The proposed class action accuses J&J of concealing from the public the presence of cancer-causing asbestos in their products, leading to a 10% drop in stock price when reports surfaced in 2018. By allowing workers to invest their retirement savings in artificially inflated company stock, J&J and top executives violated the Employee Retirement Income Security Act, workers claim.
The plaintiffs argued that the executives should’ve either made public disclosures to correct J&J’s artificially high stock price earlier or else stopped investing in J&J stock and held onto all ESOP contributions as cash.
But a reasonable fiduciary in the circumstances could have seen either option “as being likely to do more harm than good to the ESOP, particularly given the uncertainty about J&J’s future liabilities and the future movement of its stock price,” the US Court of Appeals for the Third Circuit said.
The fiduciary liability case is one of dozens of lawsuits brought against J&J in the wake of revelations that the company knew but concealed that the talc in its baby powder likely contained asbestos.

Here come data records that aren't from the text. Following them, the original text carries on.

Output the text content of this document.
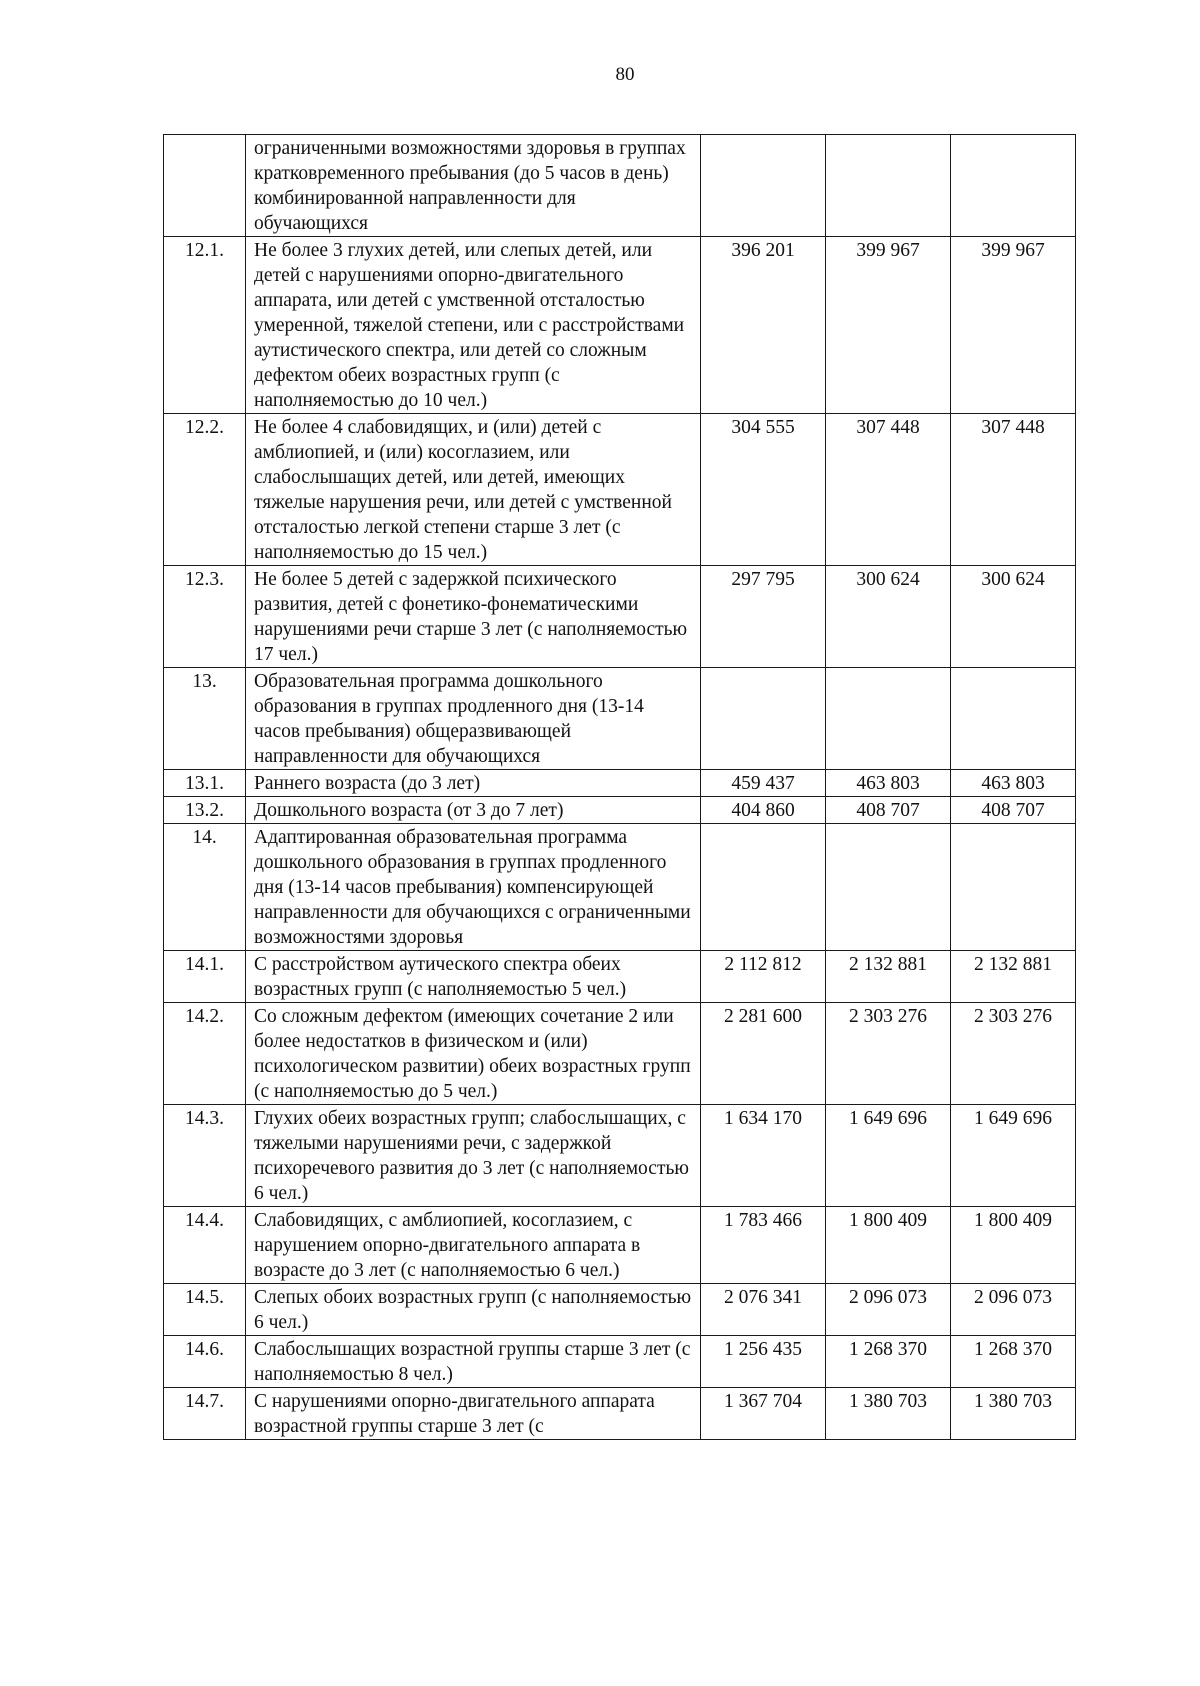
80
	ограниченными возможностями здоровья в группах кратковременного пребывания (до 5 часов в день) комбинированной направленности для обучающихся			
12.1.	Не более 3 глухих детей, или слепых детей, или детей с нарушениями опорно-двигательного аппарата, или детей с умственной отсталостью умеренной, тяжелой степени, или с расстройствами аутистического спектра, или детей со сложным дефектом обеих возрастных групп (с наполняемостью до 10 чел.)	396 201	399 967	399 967
12.2.	Не более 4 слабовидящих, и (или) детей с амблиопией, и (или) косоглазием, или слабослышащих детей, или детей, имеющих тяжелые нарушения речи, или детей с умственной отсталостью легкой степени старше 3 лет (с наполняемостью до 15 чел.)	304 555	307 448	307 448
12.3.	Не более 5 детей с задержкой психического развития, детей с фонетико-фонематическими нарушениями речи старше 3 лет (с наполняемостью 17 чел.)	297 795	300 624	300 624
13.	Образовательная программа дошкольного образования в группах продленного дня (13-14 часов пребывания) общеразвивающей направленности для обучающихся			
13.1.	Раннего возраста (до 3 лет)	459 437	463 803	463 803
13.2.	Дошкольного возраста (от 3 до 7 лет)	404 860	408 707	408 707
14.	Адаптированная образовательная программа дошкольного образования в группах продленного дня (13-14 часов пребывания) компенсирующей направленности для обучающихся с ограниченными возможностями здоровья			
14.1.	С расстройством аутического спектра обеих возрастных групп (с наполняемостью 5 чел.)	2 112 812	2 132 881	2 132 881
14.2.	Со сложным дефектом (имеющих сочетание 2 или более недостатков в физическом и (или) психологическом развитии) обеих возрастных групп (с наполняемостью до 5 чел.)	2 281 600	2 303 276	2 303 276
14.3.	Глухих обеих возрастных групп; слабослышащих, с тяжелыми нарушениями речи, с задержкой психоречевого развития до 3 лет (с наполняемостью 6 чел.)	1 634 170	1 649 696	1 649 696
14.4.	Слабовидящих, с амблиопией, косоглазием, с нарушением опорно-двигательного аппарата в возрасте до 3 лет (с наполняемостью 6 чел.)	1 783 466	1 800 409	1 800 409
14.5.	Слепых обоих возрастных групп (с наполняемостью 6 чел.)	2 076 341	2 096 073	2 096 073
14.6.	Слабослышащих возрастной группы старше 3 лет (с наполняемостью 8 чел.)	1 256 435	1 268 370	1 268 370
14.7.	С нарушениями опорно-двигательного аппарата возрастной группы старше 3 лет (с	1 367 704	1 380 703	1 380 703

J&J denies its iconic baby powder causes ovarian cancer or mesothelioma, but has since stopped selling it in the US and Canada.
A New Jersey federal judge dismissed the case in 2021, applying the US Supreme Court’s 2014 ruling in Fifth Third Bancorp v. Dudenhoeffer. The high court held in that case that retirement plan fiduciaries typically won’t be liable for failing to protect against a stock drop unless plan participants identify some alternative action that could have been taken that wouldn’t be more likely to harm the plan.
In its decision Wednesday, the Third Circuit panel characterized the plaintiffs’ argument in favor of public disclosures as an “economic theory” that didn’t meet the standard under Dudenhoeffer.
The plaintiff’s “complaint relies too much on general economic theory and too little on specific allegations that would establish that no prudent fiduciary in the Defendants’ circumstances would believe that making corrective disclosures would do more harm than good,” Judge Kent A. Jordan wrote for the court.
Similarly, the option of redirecting funds to the ESOP’s cash buffer “leaves a fiduciary ‘between a rock and a hard place,’” Jordan said.
If the company had decided to pull the funds but their corresponding stock prices rose, plan officials could face another fiduciary imprudence case for allowing the plaintiffs’ investments to drag, the court said.
“It was a guess that J&J’s stock price would drop significantly, and there was even less certainty about the timing and degree of such a drop,” Jordan added. “It is simply too much of a stretch to say that a prudent fiduciary in the Defendants’ position ‘could not have concluded’ that redirecting contributions to the ESOP’s cash buffer ‘would do more harm than good.’”
Judges L. Felipe Restrepo and D. Brooks Smith joined the Third Circuit decision.
The workers are represented by Lite DePalma Greenberg & Afanador LLC; Berger Montague; Schneider Wallace Cottrell Konecky LLP; and Zamansky LLC. J&J is represented by Robinson Miller LLC and Sidley Austin LLP.
Attorneys for the plaintiffs and J&J didn’t immediately respond to requests for comment, nor did company officials.
The case is Perrone v. Johnson & Johnson, 3d Cir., No. 21-1885, 9/7/22.